There is another thing I find fascinating - I’ve been writing since the 1980’s, kid’s books, thrillers, etc., and I might write a 1000 words one day, then I sit down a few days later because I’ve got another idea - I write down my new idea, but then when I look at previous notes, the writing is more or less exactly the same!
So…the question is this - how can you completely lose a memory (of what I’ve written before), but then write it more or less the same? Is it that your brain has forgotten? But it can’t have forgotten if it is the same thing you produce again I think you must ‘forget’ but it remains in ‘deep storage’ somewhere else? Waiting to be trawled back into the sunlight or discarded into the bin…
Anyone else had these experiences? John
I definitely am with you, @Strings @Rups @EmeraldEyes in the category of blurting out things at the wrong time because I don’t want to forget them. I met with Speech Therapist again today. She gave me a word for that which of course I cannot remember it now, but it is a common thing. She also told me when I speak I jump around a bit on the topic while speaking, likely for the same reason. I have always preferred writing over speaking because I can clean it up a bit before sending. I didn’t realize I had started speaking that way until she pointed it out afterward with reminders by repeating back what I had actually said. All I can do it laugh for now, but we are going to work a bit on trying to keep me on subject and/or task and to speak in a more orderly fashion, again.
Regarding the repeated story idea you don’t remember already having until you compare? That seems odd but makes sense to me at the same time. I haven’t quite had that experience, but possibly a bit similar with made up songs going through my head, full of nonsense words, much like singing in a different language, but it will very often be the same song over and over, for days or weeks on end.

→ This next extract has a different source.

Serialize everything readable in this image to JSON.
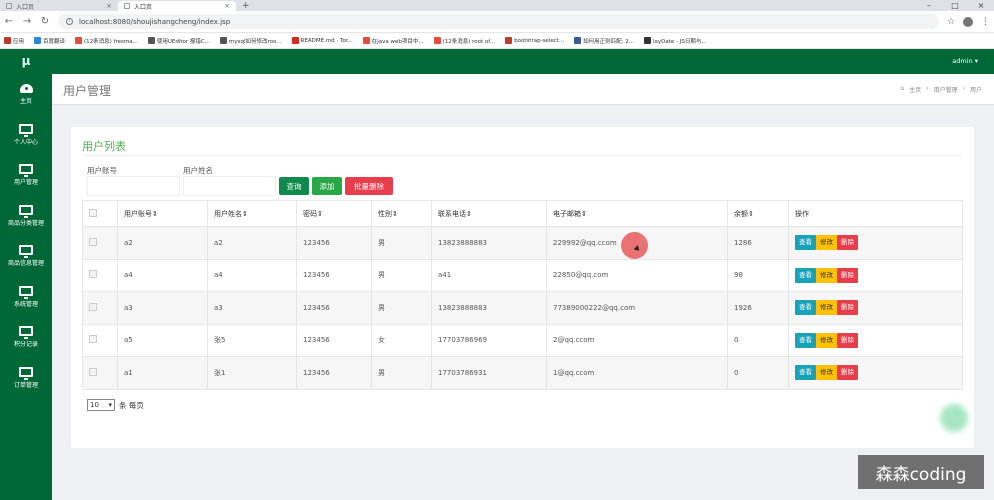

Almost like deja vu, but after a very short time, I will remember actually singing the same song, which I don’t know, again hours later, or a day or two later, again for up to weeks at a time. Weird.
Another oddity has been like re-living my life, chronologically, in my dreams. The people in them are from my past, very many of them long passed away, and mostly the living are no longer in my life, other than my children and their friends. All the dreams were good until recently. I have been reliving my marriage, so I am at least 23 now, but the dreams have become very unpleasant, just as the marriage always was. I don’t like it, but weird it really has been just like reliving it through the years, only faster. The songs that come to mind that I do know, are from each specific time in my life and mostly not songs I cared for to begin with, but give me a weird type of timeline like someone might use to convey passing time in a story. I feel like an oddball now!
@DeAnn the more I read of this thread the more I realise that I am doing the same things as other Strokees. I immediately recognised the tendency to ‘jump around’ on a topic. I am actually aware that I do this and I think it’s wanting to cover all the bases and convey a full explanation of how I see the subject. The trouble is that it includes a tendency to go right back to where I started and begin repeating things. This is the point where I am often interrupted and asked how many times I’m going to repeat that. (by my wife, other people are usually too polite)
On the subject of dreams I find that many of them include people from my past appearing
in unfamiliar scenarios. They often end in an unpleasant or nightmarish way, but not always and sometimes they will include beautiful happy scenes with friends, warm sunlight and sweet music. Those are wishful thinking I suppose, a longing for happier times.
It’s comforting to know that one is not alone in habits and experiences, possibly the main reason I enjoy visiting the forum. It helps to dispel the loneliness of the long distance runner.